Sapessi, Duras, quanti autori di libri deliziosi si trovano in giro oggi. Si sono moltiplicati, e la maggior parte delle volte sembrano intercambiabili. Sì, insomma, l’uno vale l’altro dentro il suo raggio d’azione e d’esistenza, o forse dovrei dire range per essere più comprensibile al marketing, perché nelle grandi case editrici – e purtroppo piano piano ovunque – si è dentro una quota: la quota commerciale, la quota scrittore serio (molto poco frequentata), la quota thriller, la quota rosa, e così elencando. Gli scrittori non hanno di per sé alcun carisma, esistono grazie agli editori, e non viceversa: non sono più loro, insomma, a garantire e plasmare la fisionomia delle case editrici. Hanno ambizioni modeste e quantificabili; vogliono scrivere su «la Repubblica» e sul «Corriere della Sera» non per dare voce a una voce possente e veritiera, una voce contro (e poi tutti a osannare Pasolini, ma con quale faccia?) Scrivono quel che viene loro chiesto di scrivere: un’opinione che non disturbi nessuno, una recensione prevedibile, una presa di posizione tanto al chilo, il chilo del compenso che ricevono in cambio: due lire e un posto in prima fila. Sanno bene che se osassero avere un’idea fuori dal coro (che non fosse – anche questa – prevista e richiesta dal sistema editorial-giornalistico) sarebbero pregati di accomodarsi e avanti un altro. Ce ne sono talmente tanti di scrittori, oggi, sai, ogni giorno nasce un capolavoro, ogni giorno si fa largo una promessa pilotata dai magnati dell’industria culturale. Industria culturale, proprio così. Basta la parola a dire come stanno le cose, no?
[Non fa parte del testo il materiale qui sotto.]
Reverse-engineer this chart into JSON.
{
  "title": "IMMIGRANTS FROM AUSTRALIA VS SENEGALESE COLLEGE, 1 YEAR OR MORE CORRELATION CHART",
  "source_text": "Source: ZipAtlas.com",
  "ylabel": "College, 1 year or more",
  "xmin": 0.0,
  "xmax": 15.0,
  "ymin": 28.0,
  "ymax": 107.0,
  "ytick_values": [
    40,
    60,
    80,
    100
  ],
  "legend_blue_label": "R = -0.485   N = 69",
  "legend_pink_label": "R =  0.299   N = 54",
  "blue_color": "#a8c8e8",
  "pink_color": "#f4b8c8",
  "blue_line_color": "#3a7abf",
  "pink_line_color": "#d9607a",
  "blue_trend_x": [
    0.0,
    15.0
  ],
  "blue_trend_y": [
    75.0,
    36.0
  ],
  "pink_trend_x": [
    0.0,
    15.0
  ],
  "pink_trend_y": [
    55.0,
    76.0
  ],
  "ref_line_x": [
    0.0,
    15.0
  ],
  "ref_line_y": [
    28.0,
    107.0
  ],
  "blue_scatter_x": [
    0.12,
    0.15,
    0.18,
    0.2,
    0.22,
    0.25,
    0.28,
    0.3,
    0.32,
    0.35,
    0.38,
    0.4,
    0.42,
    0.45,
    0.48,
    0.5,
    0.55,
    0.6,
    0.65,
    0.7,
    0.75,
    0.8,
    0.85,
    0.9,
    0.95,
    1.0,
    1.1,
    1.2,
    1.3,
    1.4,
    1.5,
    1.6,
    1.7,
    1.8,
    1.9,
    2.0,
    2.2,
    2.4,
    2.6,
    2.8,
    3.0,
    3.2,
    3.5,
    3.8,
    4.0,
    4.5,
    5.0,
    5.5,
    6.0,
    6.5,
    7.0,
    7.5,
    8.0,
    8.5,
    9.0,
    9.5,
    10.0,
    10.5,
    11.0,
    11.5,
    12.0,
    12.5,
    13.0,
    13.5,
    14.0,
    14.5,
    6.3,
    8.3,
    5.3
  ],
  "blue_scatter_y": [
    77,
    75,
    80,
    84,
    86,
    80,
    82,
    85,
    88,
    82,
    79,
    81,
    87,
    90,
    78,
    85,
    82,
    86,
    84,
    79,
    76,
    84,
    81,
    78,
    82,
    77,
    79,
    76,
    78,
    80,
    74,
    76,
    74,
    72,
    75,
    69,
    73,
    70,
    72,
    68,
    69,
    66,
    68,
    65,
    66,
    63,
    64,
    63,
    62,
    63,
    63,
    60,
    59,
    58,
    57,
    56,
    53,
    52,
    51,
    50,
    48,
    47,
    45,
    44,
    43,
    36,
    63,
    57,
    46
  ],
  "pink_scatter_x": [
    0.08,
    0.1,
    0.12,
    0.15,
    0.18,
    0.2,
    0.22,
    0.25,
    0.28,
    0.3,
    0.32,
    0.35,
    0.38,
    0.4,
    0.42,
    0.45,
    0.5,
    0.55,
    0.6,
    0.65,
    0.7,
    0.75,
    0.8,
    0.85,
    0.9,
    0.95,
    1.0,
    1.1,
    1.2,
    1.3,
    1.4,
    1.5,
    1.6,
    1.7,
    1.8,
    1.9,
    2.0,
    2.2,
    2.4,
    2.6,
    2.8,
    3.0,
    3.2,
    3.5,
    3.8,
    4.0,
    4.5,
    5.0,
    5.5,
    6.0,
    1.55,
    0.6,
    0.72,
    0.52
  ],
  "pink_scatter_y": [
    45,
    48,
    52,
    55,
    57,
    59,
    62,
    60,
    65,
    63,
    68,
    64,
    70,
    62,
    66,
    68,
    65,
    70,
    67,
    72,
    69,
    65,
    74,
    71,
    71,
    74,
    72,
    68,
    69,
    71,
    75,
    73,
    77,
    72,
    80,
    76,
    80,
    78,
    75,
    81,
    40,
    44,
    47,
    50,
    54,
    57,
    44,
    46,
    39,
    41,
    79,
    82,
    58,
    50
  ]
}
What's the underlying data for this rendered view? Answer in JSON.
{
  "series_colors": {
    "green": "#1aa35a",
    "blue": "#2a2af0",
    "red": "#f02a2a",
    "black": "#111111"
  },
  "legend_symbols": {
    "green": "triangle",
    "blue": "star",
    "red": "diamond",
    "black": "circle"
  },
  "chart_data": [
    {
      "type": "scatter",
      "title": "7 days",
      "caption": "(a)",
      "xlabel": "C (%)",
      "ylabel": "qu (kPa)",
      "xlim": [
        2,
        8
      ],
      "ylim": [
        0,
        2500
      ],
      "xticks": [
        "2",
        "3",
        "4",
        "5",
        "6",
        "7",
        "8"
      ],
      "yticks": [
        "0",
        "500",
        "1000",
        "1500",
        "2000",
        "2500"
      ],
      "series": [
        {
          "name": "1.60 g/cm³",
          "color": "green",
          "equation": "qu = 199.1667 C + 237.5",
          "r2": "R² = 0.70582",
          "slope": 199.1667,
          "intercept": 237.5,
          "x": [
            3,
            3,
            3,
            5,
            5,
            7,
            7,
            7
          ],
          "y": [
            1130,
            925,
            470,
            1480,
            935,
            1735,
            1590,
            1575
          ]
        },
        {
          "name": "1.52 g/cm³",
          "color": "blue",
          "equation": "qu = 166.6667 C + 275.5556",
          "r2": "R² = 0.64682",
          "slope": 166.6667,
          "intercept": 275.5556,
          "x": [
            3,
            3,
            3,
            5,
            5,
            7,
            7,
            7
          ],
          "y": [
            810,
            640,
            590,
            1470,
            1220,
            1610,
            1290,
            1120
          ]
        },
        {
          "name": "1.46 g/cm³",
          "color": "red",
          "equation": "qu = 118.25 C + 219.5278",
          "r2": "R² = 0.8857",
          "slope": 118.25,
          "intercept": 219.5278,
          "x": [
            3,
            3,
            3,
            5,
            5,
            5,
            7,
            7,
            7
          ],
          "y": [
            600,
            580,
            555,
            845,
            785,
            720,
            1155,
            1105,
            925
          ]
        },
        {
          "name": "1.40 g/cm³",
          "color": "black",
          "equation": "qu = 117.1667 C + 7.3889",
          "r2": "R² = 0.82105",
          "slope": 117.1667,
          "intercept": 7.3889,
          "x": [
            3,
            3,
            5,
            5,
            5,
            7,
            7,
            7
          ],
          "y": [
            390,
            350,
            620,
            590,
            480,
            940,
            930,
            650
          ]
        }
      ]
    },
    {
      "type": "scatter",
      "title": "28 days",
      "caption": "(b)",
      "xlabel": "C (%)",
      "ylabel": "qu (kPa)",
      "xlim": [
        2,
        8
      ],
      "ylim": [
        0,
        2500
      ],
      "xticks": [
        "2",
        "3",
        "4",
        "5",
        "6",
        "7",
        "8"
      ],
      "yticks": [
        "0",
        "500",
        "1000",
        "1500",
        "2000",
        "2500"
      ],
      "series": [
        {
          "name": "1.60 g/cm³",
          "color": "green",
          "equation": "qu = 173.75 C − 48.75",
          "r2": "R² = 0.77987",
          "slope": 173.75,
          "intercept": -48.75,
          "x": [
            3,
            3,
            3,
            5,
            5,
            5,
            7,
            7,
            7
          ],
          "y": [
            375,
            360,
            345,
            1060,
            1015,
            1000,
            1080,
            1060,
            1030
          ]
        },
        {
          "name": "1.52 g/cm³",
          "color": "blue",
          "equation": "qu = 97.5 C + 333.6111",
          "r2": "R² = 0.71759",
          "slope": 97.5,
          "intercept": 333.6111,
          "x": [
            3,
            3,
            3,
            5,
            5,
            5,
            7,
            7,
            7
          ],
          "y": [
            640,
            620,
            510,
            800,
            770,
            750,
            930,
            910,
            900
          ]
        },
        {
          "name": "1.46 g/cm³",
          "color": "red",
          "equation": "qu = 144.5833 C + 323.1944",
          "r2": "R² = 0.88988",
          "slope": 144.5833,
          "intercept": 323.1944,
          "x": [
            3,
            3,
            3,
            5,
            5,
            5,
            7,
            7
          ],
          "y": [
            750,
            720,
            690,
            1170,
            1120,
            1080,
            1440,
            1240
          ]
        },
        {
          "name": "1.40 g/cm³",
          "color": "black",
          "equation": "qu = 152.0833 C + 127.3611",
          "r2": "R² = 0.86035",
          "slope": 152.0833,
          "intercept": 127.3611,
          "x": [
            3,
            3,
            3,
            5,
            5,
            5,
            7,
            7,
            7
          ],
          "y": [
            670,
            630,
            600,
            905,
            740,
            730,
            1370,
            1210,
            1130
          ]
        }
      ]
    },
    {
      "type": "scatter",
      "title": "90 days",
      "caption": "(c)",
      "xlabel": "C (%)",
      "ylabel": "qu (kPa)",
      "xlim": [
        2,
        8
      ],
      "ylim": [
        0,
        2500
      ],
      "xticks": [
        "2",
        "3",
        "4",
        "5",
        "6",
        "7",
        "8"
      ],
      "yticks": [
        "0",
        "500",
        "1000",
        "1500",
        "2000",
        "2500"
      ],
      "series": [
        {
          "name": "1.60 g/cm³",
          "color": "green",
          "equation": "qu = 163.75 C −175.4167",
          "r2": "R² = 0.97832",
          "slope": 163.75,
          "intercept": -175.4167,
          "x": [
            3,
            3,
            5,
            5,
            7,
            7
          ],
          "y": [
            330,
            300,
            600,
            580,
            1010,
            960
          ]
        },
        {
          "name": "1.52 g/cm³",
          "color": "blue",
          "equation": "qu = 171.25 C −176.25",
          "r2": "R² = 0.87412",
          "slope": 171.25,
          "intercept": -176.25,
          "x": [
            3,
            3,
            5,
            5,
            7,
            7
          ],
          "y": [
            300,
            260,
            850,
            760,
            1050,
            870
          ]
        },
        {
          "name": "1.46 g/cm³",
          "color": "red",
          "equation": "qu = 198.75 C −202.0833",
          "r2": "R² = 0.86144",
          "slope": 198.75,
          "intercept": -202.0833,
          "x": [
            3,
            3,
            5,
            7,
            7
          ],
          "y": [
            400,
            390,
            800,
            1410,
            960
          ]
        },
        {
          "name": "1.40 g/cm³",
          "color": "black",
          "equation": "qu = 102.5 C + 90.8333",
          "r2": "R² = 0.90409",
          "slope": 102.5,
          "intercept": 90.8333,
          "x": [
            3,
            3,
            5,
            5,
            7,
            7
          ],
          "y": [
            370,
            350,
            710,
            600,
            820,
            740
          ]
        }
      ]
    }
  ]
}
Insomma, Duras, mi manchi. E non solo perché i tuoi libri mancano colpevolmente dai cataloghi degli editori italiani. Mi manca la tua diversità, la tua scomodissima verità, la tua folle saggezza, il tuo senso dell’impossibile e del divino. «Bisogna aprire all’ignoto, bisogna che l’ignoto entri e disturbi». Questo l’hai detto in un altro libro stravagante, La vie matérielle (1987), ed è uno dei princìpi a cui cerco di mantenermi fedele, anche se è scomodo e spaventa, anche se ci porta sempre dalla parte opposta a quella dove sarebbe vantaggioso accomodarsi.
Emanuele
Meravigliose parole. Meraviglioso trovare conferma al mio pensiero in queste parole.